Thursday, July 22, 2010

roadblocks

i have hit several roadblocks.

1. my bike is broken. the back tire is flat and refuses to be filled up with air. after 45 minutes of 'animated' attempts to fix it, i gave up and went to bed. took it to the bike shop the next day, thinking it was an easy fix. guy there refused to touch the bike saying it had been in an accident (which is slightly more than true) and pointed out the parts where the aluminum was bent and unsafe to ride. so either buy new frame, new wheels, new fork or get a new bike.

this could be my break. but, we have roadblock number two.

2. so the plan was to do lejog in early september, but unforunately i am now jobless (yes, jf got fired. no, i don't regret it), which means i have no income, which means a) i can't really afford to buy a nice shiny bike right now and am not sure how much sense it makes to drop $$ on a temporary bottom-range one, and b) if i do find a permanent position, i highly doubt i'll be able to take time off after just commencing work. it's frustrating that this can't take priority.

3. the fundraising. as in, i'm not very good at it and it isn't really happening. i've fundraised before and it was a nightmare (i can hardly remember how i did it) and because i'm doing this on my own i just somehow can't bring myself to ask for money. it's so silly because it's not even for me but i get all stupidly blocked up. on the flip side, the indecision about the trip and the current inertia i've come too (this week has been rubbish with training) makes it difficult for me to convince someone else this is going to happen.
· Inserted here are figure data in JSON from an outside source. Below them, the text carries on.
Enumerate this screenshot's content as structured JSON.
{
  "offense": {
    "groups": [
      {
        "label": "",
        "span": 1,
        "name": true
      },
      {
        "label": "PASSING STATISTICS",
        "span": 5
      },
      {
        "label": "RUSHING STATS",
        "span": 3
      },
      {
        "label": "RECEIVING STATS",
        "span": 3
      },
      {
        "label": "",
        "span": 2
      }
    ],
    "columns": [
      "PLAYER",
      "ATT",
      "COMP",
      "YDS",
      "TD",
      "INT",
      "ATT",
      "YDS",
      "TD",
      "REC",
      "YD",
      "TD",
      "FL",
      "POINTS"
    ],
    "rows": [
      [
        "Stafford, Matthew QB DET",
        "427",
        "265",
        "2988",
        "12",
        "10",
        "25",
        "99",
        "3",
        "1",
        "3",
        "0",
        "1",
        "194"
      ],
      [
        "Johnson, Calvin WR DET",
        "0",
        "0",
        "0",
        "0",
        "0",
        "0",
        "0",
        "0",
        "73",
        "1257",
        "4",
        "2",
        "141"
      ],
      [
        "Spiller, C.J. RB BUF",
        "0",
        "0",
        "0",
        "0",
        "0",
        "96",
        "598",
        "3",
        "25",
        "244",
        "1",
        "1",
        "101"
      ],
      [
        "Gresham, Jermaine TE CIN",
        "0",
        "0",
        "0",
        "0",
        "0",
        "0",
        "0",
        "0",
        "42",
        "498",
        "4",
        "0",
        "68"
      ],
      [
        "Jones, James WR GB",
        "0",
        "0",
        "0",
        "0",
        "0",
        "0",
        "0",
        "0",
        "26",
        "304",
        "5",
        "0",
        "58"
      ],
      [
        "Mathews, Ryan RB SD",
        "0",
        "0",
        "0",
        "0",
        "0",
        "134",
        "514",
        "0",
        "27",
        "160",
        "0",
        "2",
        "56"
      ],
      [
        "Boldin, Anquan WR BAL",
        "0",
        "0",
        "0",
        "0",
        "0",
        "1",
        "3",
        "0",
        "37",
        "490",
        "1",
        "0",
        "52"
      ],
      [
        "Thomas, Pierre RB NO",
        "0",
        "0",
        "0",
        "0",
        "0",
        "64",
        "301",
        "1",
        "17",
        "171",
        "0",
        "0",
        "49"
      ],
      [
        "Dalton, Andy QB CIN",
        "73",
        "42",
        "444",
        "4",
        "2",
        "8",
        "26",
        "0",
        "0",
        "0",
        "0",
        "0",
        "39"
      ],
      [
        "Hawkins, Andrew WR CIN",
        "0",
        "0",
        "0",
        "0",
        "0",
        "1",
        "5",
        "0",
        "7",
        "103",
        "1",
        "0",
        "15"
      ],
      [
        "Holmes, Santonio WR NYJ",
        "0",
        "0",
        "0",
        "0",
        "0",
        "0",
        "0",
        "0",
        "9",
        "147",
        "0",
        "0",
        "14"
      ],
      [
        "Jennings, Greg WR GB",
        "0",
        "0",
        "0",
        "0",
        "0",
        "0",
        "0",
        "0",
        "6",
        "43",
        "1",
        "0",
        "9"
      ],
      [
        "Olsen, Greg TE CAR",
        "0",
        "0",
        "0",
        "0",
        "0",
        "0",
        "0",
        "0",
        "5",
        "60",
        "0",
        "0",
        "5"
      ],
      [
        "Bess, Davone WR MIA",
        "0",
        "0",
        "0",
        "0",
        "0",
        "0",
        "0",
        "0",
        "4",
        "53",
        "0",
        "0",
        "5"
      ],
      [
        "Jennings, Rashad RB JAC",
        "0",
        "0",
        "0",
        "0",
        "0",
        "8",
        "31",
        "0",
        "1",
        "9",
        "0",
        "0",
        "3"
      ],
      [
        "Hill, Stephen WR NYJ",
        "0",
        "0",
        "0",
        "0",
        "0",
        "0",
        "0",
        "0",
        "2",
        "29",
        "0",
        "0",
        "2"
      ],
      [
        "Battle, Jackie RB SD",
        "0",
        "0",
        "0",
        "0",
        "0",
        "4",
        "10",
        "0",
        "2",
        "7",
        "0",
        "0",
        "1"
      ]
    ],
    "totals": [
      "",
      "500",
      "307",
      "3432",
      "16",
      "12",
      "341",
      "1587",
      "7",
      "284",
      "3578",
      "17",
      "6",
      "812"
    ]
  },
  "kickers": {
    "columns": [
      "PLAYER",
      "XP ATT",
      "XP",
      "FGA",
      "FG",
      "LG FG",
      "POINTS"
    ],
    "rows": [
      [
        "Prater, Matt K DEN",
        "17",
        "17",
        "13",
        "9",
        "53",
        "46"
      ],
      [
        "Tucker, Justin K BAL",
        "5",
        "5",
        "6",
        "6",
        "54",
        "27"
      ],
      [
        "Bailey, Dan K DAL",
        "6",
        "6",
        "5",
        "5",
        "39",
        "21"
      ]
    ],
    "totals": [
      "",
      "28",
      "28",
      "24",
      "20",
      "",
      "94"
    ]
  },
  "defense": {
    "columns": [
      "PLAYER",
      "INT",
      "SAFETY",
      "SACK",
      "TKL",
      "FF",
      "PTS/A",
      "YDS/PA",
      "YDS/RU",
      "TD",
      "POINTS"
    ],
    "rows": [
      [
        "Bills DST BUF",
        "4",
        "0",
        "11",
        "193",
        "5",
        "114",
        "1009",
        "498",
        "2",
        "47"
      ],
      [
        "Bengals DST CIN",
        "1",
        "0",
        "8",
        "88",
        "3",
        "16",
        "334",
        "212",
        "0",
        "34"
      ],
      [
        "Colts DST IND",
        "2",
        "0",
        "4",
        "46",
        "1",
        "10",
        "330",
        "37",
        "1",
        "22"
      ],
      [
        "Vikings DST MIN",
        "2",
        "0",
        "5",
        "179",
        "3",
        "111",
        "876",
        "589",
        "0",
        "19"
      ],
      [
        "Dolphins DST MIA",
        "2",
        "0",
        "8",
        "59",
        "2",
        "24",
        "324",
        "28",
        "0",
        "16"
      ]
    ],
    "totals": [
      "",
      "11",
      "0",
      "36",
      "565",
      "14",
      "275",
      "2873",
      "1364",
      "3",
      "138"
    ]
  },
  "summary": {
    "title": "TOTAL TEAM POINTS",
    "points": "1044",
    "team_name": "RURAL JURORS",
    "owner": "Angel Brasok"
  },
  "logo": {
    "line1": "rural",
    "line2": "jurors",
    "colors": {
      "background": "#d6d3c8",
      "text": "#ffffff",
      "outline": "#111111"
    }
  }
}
ugh. i'm beginning to second-guess myself, especially the decision to do this alone. i'm also finding that there just aren't enough hours in the day to get everything done - not with funding apps and exam prep and work and conference papers and personal research and this. the last thing i want to be doing is working yet it's first on my list of priorities. ugh.

i need a few days to sort things out. away. alone. (i'd normally cycle, but now i can't even do that.)